Feinberg spoke about the time she participated in a male-dominated eighth-grade school STEM class event where the goal was to rebuild a broken lawnmower from parts to then be tested. She was the only student to succeed. She went on to write her college essay about the experience, and when she visited the college admissions office at Harvard, she was keenly regarded as the “lawnmower girl” for her memorable anecdote.

Post graduation, Feinberg began her career at Pixar by working as the lead render technical director on Bugs Life in 1998. Throughout her ongoing career at Pixar, Feinberg has worked on popular feature films including A Bug’s Life, Toy Story 2, Monsters Inc., Finding Nemo, The Incredibles, Ratatouille, Wall-E, Brave, Inside Out, The Good Dinosaur, Coco, and most recently, Turning Red. Feinberg went on to become the first female Visual Effects Director in twenty years at Pixar.

Feinberg notes her work creating the Land of The Dead for Coco as one of the most complex lighting effects she has done which required “eight and a half million lights” to bring the scene to life. Despite the difficulty in crafting lighting for Coco, Feinberg is most proud of her work on this movie as it became “a cultural phenomenon,” making people of the Latinx feel seen and heard in the mainstream media by “creating a world that no one has seen before.” Feinberg was awarded the Annie Award, an Animation award, for her excellence in Coco in 2018.
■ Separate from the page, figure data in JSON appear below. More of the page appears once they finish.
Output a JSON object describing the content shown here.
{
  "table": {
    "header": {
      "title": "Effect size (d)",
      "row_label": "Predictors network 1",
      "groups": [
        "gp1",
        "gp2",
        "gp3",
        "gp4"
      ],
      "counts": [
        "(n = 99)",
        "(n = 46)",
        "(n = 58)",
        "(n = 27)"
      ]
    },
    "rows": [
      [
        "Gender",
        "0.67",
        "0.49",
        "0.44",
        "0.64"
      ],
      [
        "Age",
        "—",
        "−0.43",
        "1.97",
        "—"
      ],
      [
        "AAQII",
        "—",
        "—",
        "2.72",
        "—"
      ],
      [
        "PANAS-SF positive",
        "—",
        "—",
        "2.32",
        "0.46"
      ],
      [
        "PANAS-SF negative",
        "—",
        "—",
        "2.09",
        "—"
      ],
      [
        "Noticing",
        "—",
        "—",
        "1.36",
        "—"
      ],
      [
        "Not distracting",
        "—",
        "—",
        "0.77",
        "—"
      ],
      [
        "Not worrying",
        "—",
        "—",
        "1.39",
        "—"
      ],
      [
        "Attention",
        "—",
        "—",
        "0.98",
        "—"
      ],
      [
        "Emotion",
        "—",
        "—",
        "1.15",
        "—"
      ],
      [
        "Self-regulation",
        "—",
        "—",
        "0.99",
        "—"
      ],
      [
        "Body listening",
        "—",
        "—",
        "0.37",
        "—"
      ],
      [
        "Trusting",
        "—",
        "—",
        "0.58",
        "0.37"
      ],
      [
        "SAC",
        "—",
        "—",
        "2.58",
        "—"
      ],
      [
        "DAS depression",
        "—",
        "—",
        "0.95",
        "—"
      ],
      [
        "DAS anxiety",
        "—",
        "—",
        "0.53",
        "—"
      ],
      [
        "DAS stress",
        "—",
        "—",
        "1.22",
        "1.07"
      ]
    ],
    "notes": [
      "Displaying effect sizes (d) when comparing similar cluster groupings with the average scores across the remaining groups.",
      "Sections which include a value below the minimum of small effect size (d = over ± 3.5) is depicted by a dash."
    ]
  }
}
Outside of her extensive work at Pixar, Feinberg spends her time mentoring girls to encourage them to pursue their dreams in STEM fields through non-profit organizations like Girls Who Code. Additionally, she gave a Ted Talk in 2016 describing her journey in combining her passion for visual arts with computer science for a fulfilling and successful career, as well as the trials she faced specifically with underwater lighting on Finding Nemo, which ultimately brought the movie to life.

Feinberg expressed that the most rewarding aspect of her job is seeing the movie come together, “especially something you pour your heart into.” Feinberg’s words of wisdom for those interested in Computer Science is to, “not have coding be your whole life.” Currently, Feinberg is working on her next film set to release in 2026, which is currently untitled to the public.